I’d like to talk about CAPTCHA today.

CAPTCHA means “Completely Automated Public Turing test to tell Computers and Humans Apart.” It’s probably more commonly known as something like “That Irritating Blurry Text I Have To Type Whenever I Buy Tickets Online,” but, honestly, between CAPTCHA and TIBTIHTWIBTO, I prefer CAPTCHA.

Here’s the Turing test: you have a human talk to a computer and to another human and try to determine which is which. If the human judge can’t tell them apart, then the computer has passed the Turing test. The test is supposed to determine if an AI can think. (Though Dijkstra said, “The question of whether a computer can think is no more interesting than the question of whether a submarine can swim.”)

But CAPTCHA’s slightly different; it isn’t a true Turing test (some people call it a “reverse Turing test”, but that’s ambiguous). But I’ve always preferred to think of CAPTCHA in terms of cryptography. In crypto, you have to transform plaintext into ciphertext in such a way that it is impossibly inefficient to convert it back without some kind of key. In the case of CAPTCHA, the key to turning the ciphertext (wiggly words) into plaintext (uh, plain text) is human-level cognition, so a sort of cognitive decryption takes place.

Here’s a site I found not long ago that I find incredibly interesting: OCR Research Team. OCR stands for Optical Character Recognition, and these guys analyze CAPTCHAs and create programs to pass them automatically. My favorite part is the List of Weakness, where they show examples of several different CAPTCHAs and describe why they are easy to defeat. They also have an incredibly slick CAPTCHA that they call tEABAG_3D. In terms of security, it’s my favorite.

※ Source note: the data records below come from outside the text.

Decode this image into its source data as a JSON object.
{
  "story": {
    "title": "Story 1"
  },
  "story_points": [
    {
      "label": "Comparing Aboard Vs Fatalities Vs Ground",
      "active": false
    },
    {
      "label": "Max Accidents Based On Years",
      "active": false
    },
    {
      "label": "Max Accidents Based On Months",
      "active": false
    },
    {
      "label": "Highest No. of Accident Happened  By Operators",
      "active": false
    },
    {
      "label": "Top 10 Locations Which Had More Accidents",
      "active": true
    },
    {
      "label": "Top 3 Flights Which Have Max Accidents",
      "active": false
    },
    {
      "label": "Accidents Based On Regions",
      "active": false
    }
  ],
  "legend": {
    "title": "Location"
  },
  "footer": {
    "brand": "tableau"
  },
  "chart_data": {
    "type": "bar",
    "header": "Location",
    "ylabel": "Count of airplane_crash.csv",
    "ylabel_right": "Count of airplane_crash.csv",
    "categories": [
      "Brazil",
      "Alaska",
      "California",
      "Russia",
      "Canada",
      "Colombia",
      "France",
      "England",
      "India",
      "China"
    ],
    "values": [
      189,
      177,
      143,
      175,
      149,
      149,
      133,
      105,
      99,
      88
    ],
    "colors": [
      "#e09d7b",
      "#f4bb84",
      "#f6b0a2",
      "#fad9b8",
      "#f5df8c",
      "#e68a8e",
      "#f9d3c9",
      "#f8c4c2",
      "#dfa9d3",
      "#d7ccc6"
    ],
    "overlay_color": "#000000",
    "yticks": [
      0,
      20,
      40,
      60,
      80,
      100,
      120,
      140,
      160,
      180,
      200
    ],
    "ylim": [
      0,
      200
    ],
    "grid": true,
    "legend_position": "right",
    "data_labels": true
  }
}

The really fun CAPTCHAs, though, aren’t text-based at all. A fairly famous new one is called Kittenauth. Basically, it gives you a grid of animal pictures and the name of an animal. Then you pick all the pictures of that animal. It’s a fun twist on CAPTCHA, and I like it a lot. Microsoft has a similar one called Asirra. There’s also ESP-PIX, in which you have to tie all the pictures it shows together with some word. I’m really bad at solving it. See also: the ESP Game.

A favorite of mine (its current implementation doesn’t work, because guessing isn’t that hard, it can likely be solved by a computer, it could be considered NSFW, and it can be difficult for people to solve – wait, why is it my favorite?) is the hotcaptcha. Some people seem to be really bad at solving it, but it’s a fun idea: choose three hotties out of a sea of uglies. With a lot of refinement, it could be awesome.

Here’s a site making a case against graphical CAPTCHAs. A major complaint of theirs is that CAPTCHA should be an ancillary function of authentication, rather than a huge centerpiece-sized element. I think their complaint would be very much addressed by something that conveniently combines authentication and human-proofing.

Vidoop does exactly that; it uses a CAPTCHA for sign-on. What’s interesting is that people tend to associate Vidoop with Sitekey (Bank of America’s phishing deterrent), because it’s associated with banks and pictures, but I think Vidoop has more in common with Kittenauth and tEABAG than it does with Sitekey. It’s hard to overstate how awesome it is that computers are really, really bad at trying to log into your account.

I’m thinking about poking around inside Tesseract sometime, though it’s a little daunting. Does anyone know of a really readable open-source OCR or a link to a good explanation of the way the technology typically works?